The California Covid variant is 11 times more deadly than the South Africa strain, a study claims.
The concerning mutation, which was homegrown and identified in the US, is officially known as B.1.427/B.1.429 and can be added to a growing list of new strains.
Other highly contagious variants include the one found in Kent, which subsequently surged through Britain and saw England thrust into a third lockdown in January.
While those in South Africa and Brazil have also created major cause for concern, with experts desperately working to contain potential further mutations.
The California strain, which has not made it to the UK, is thought to drive a viral load twice as high as the original one found in Wuhan, China, in 2019, into those infected, according to a new study from the University of California, San Francisco (UCSF).
A higher viral load could mean a patient is especially contagious and therefore more easily able to spread the virus, though this is still being monitored.
Researchers there also suggest it spreads at least as quickly as other recent mutations and could be 11 times more fatal.
It was first identified in May last year, but remained largely non-existent until October.
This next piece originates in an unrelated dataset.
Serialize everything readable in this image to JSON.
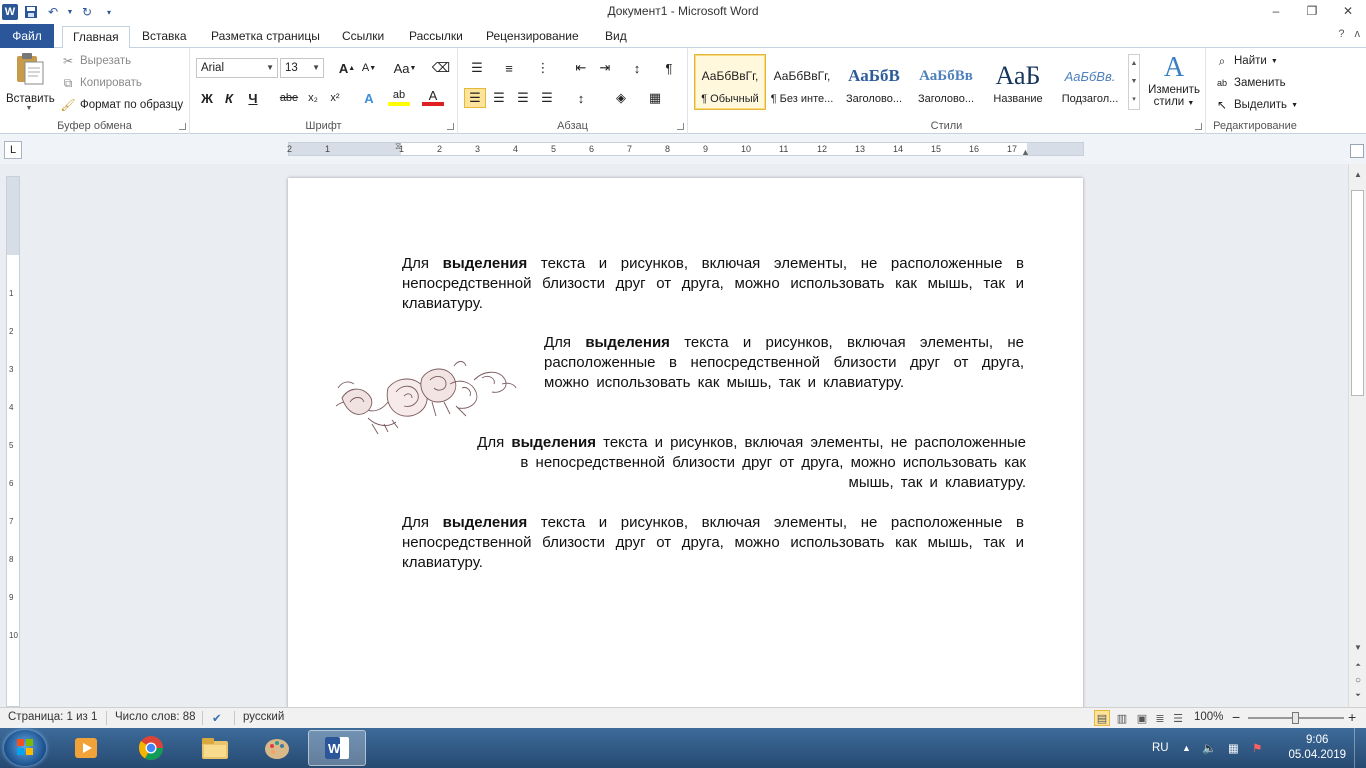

In the study, due to be posted to medRxiv.org in the coming days, scientists took 2,172 samples of the strain from across the state between September 2020 and January 2021, reports the Daily Mail.
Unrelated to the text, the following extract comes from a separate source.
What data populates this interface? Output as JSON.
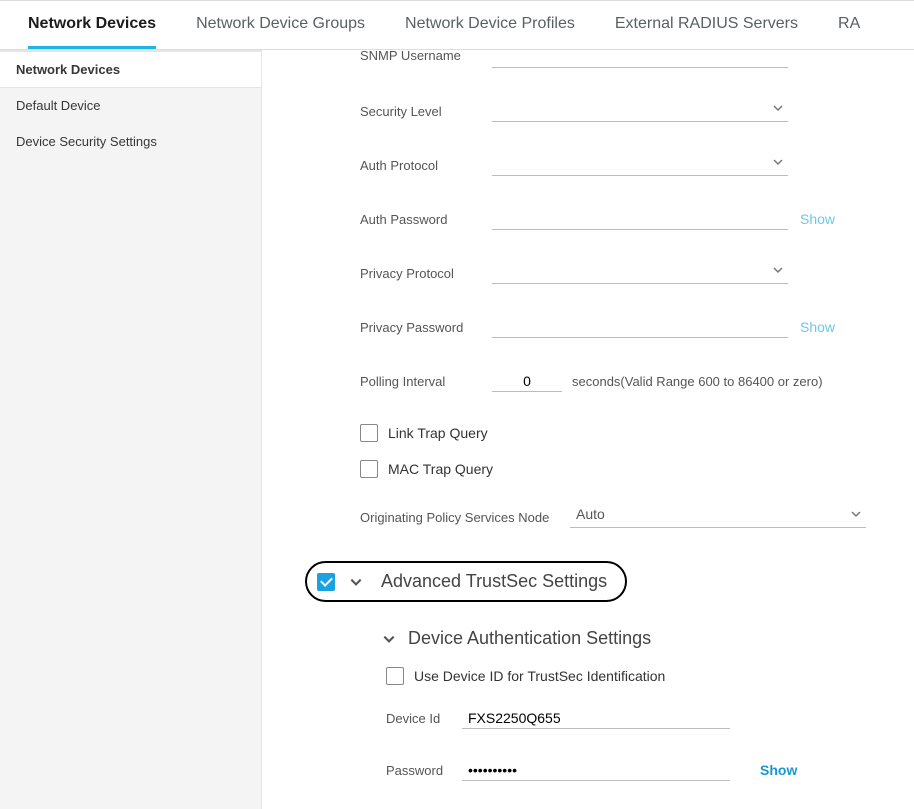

By last month, the US mutation accounted for over half of all genetically analysed Covid samples in that part of the country.
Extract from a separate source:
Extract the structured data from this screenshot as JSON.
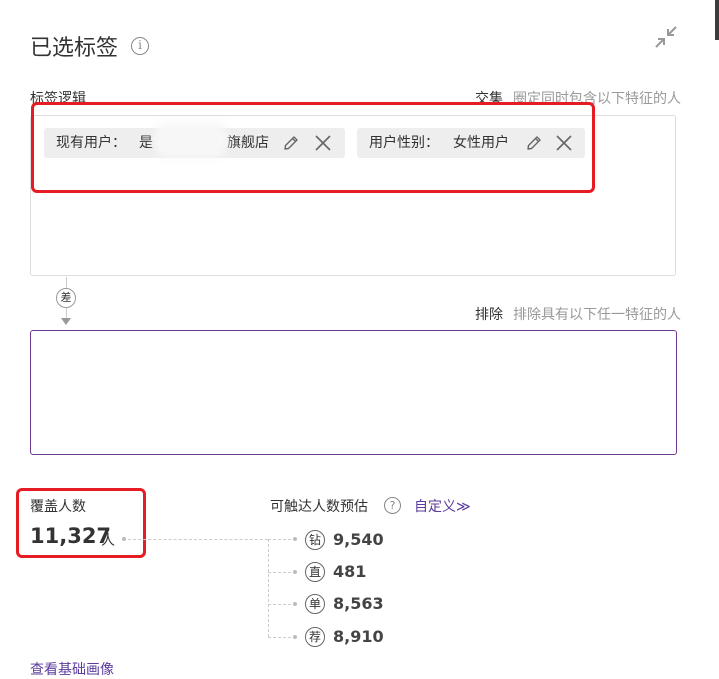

While a scientist working on the UCSF study told the Los Angeles Times it could account for 90 percent of all California’s infections by the end of March.
UCSF professor of laboratory medicine and infectious diseases Dr Charles Chiu also told the newspaper it maybe more transmissible than other strains by up to 24 percent.
Furthermore, people who have overcome the California variant appear to have produced two-fold lower antibodies, the research suggests.
Dr Chiu and his team found an 11-fold higher death rate, however, there were only 12 deaths in the group, meaning it could be a “statistical fluke” and would need to be tested within a bigger pool, experts told the Times.
It should also be noted, that while examples of the variant have been found in other US states, it has only surged in California.